An algebraic structure (G,*) , where G is a non- empty set with an operation '*' defined on it, is said to be a group , if the operation * satisfies the following axioms.
- Closure axiom : G is closed under the operation *, i.e. a*b belongs to G for all a,b belonging to G.
- Associative axiom: The binary operation * is associative . i.e . (a*b)*c=a*(b*c) for each a,b,c belongs to G.
- Identity axiom: There exists an element 'e' belonging to G, such that a*e=a=e*a, for all 'a' belonging to G
Inverse axiom: Each element of G possesses inverse , i.e. for each element 'a' belonging to G, there exists an element 'b' belonging to G, such that a*b=e=b*a, The element 'b' is then called the inverse of 'a' with respect to "*" and we write b= a^-1. Thus a^-1 is an element of G such that a*a-1=e=a^-1*a.

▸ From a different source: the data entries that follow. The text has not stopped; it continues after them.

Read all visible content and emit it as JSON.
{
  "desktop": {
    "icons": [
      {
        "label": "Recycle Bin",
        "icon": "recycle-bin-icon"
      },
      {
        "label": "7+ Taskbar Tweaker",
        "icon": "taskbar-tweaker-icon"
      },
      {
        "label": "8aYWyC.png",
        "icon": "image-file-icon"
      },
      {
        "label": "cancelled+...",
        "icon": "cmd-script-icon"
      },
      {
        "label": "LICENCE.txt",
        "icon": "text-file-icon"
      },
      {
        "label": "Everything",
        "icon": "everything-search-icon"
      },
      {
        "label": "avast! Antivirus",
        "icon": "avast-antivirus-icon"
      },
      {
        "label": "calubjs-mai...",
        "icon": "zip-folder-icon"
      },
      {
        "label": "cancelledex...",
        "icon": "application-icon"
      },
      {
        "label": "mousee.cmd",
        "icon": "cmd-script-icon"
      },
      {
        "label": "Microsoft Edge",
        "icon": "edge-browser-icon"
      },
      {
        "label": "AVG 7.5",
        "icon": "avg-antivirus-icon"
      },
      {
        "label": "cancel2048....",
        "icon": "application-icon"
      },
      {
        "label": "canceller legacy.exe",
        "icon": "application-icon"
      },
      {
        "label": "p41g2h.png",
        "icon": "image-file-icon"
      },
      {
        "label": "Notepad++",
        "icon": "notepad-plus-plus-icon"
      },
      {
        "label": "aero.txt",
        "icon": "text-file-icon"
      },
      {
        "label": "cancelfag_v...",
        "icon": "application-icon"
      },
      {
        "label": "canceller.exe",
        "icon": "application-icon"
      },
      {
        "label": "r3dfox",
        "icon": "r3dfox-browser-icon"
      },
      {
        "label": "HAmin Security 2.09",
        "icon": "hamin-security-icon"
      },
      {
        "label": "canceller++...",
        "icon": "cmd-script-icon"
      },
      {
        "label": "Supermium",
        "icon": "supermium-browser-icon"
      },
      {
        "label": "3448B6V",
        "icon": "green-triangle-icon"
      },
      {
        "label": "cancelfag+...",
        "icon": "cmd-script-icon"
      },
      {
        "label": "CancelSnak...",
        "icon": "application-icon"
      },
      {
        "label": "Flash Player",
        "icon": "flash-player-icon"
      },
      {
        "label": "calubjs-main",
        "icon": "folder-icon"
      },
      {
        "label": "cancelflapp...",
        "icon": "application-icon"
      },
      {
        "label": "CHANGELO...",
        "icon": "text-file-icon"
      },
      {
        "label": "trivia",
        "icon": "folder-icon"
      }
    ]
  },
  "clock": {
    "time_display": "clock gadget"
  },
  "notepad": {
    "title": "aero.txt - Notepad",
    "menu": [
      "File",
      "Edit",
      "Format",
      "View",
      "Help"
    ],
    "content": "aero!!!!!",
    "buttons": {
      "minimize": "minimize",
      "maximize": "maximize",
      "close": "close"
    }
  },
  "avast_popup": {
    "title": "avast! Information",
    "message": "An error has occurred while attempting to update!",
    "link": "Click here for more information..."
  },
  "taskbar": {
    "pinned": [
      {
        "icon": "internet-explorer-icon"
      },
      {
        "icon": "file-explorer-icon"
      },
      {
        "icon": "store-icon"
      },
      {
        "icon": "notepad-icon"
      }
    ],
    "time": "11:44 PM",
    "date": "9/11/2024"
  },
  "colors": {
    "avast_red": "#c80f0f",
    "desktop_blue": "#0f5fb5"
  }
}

- Finite and infinite group: A group may contain a finite or an infinite number of elements . It is said to be finite or infinite according as the number of elements is finite or infinite .The number of elements in a group is often called the order of the group. It is denoted by |G| or o(G).
- Trivial group: A group consisting of only one element is called a trivial group.
- Abelian group: A group (G,*) is said to be an abelian group if a*b=b*a for all a,b belonging to G.